Oxford has examples for this royal usage going back to the mid-1400s, but we’ll skip ahead to this 1526 citation from a collection of royal household ordinances and regulations:
“It is the King’s pleasure, that Mr. Norres shall be in the roome of Sir William Compton, not onely giveing his attendance as groome of the King’s stoole, but also in his bed-chamber.”
And here’s a more interesting citation, from John Harington’s A New Discovrse of a Stale Svbiect, Called the Metamorphosis of Aiax (1596):
“A seuenth (whome I woulde guesse by his writing to be groome of the stoole to some Prince of the bloud in France) writes a beastly treatise, only to examin what is the fittest thing to wipe withall, alledging that white paper is too smooth.”
Over the years, the position of “groom of the stole” evolved to become what the OED describes as “a high officer of the king’s household … ranking next below the vice-chamberlain of the household.”

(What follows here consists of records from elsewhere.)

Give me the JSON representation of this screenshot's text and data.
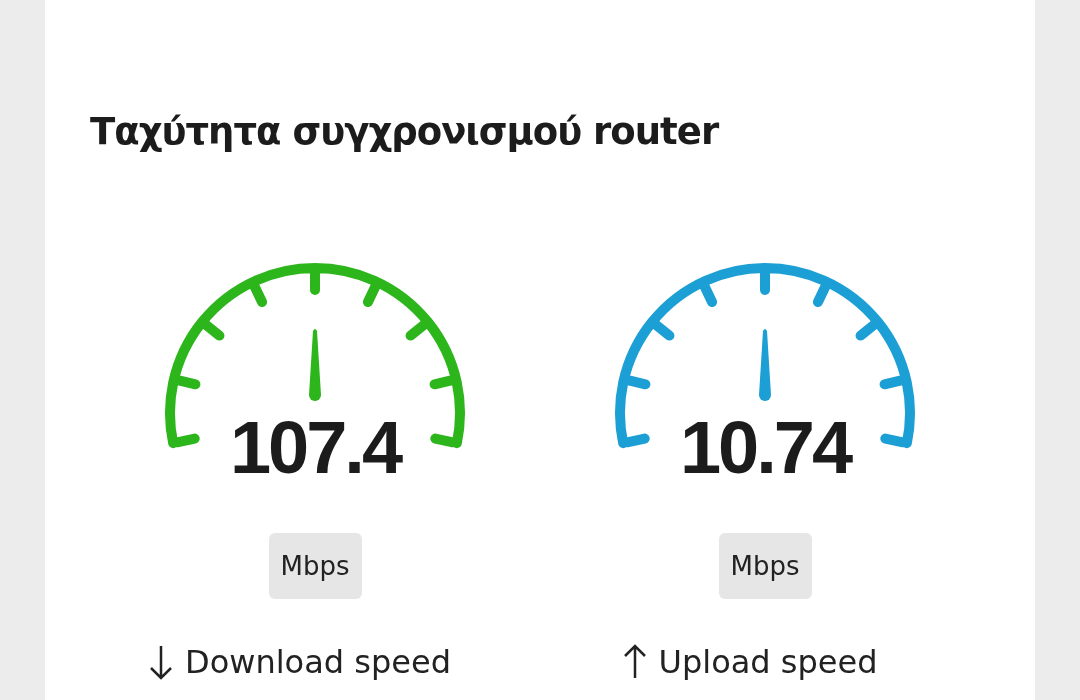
{
  "card": {
    "title": "Ταχύτητα συγχρονισμού router"
  },
  "gauges": [
    {
      "kind": "download",
      "color": "#2db51c",
      "value": "107.4",
      "unit": "Mbps",
      "label": "Download speed"
    },
    {
      "kind": "upload",
      "color": "#1b9fd4",
      "value": "10.74",
      "unit": "Mbps",
      "label": "Upload speed"
    }
  ]
}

Although the word “stole” here is sometimes said to be a reference to the royal robe or a stole-like ornament, the dictionary pooh-poohs this “unauthenticated sense” and says “there seems to be little doubt” that “the word is properly a variant of stool n.”
Not surprisingly, the use of “stool” in the potty-chair sense led to the “stool” that means “a discharge of fæcal matter” or “the matter discharged,” as the OED puts it.

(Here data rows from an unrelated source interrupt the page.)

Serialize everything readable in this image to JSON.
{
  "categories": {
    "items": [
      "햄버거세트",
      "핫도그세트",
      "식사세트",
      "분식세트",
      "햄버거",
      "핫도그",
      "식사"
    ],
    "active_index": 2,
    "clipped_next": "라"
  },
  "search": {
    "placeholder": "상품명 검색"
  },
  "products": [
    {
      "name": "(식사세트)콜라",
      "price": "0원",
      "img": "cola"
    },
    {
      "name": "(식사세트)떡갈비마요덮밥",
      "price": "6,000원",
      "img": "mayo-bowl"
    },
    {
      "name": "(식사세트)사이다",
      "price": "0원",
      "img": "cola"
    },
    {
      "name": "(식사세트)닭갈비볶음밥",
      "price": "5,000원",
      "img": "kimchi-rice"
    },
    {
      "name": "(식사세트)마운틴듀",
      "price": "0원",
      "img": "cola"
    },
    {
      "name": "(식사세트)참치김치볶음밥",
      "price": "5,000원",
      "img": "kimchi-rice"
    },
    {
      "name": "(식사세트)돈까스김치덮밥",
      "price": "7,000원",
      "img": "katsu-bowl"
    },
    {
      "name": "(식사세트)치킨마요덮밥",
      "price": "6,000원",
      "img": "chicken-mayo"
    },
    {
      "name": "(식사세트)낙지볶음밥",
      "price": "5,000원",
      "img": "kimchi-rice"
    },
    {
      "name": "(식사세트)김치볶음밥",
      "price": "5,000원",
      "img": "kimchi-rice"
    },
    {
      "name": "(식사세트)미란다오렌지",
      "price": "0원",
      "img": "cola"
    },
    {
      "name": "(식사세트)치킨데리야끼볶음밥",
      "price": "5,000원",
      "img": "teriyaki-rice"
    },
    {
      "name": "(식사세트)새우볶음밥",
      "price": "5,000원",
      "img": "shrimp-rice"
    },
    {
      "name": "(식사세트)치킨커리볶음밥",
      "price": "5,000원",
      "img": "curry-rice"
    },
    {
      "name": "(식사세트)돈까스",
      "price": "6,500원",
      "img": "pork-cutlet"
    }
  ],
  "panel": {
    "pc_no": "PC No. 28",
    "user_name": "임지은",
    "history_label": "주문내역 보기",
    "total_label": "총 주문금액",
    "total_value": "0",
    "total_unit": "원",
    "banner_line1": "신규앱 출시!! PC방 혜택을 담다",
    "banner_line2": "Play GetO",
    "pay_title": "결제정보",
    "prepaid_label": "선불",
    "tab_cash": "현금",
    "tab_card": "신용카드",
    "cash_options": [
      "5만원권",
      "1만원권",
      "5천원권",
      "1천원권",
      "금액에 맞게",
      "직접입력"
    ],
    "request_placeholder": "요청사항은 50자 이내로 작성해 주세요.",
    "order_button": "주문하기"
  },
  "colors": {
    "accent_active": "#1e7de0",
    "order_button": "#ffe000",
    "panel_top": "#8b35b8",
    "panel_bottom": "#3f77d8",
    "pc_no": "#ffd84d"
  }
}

Oxford’s earliest citation is from a 1598 translation of Jacques Guillemeau’s Frenche Chirurgie [Surgery]: “His vrine bloodye; his stoels like matter.”
Finally, if you’re wondering, the expression “to fall (or sit) between two stools” showed up in the late 1300s, meaning “to incur failure through vacillation between two different courses of action.”
We’ll end with this OED citation about the quandary facing Lily Dale in The Last Chronicle of Barset (1867), the final book in Anthony Trollope’s six Barsetshire novels:
“She was like to fall to the ground between two stools—having two lovers, neither of whom could serve her turn.”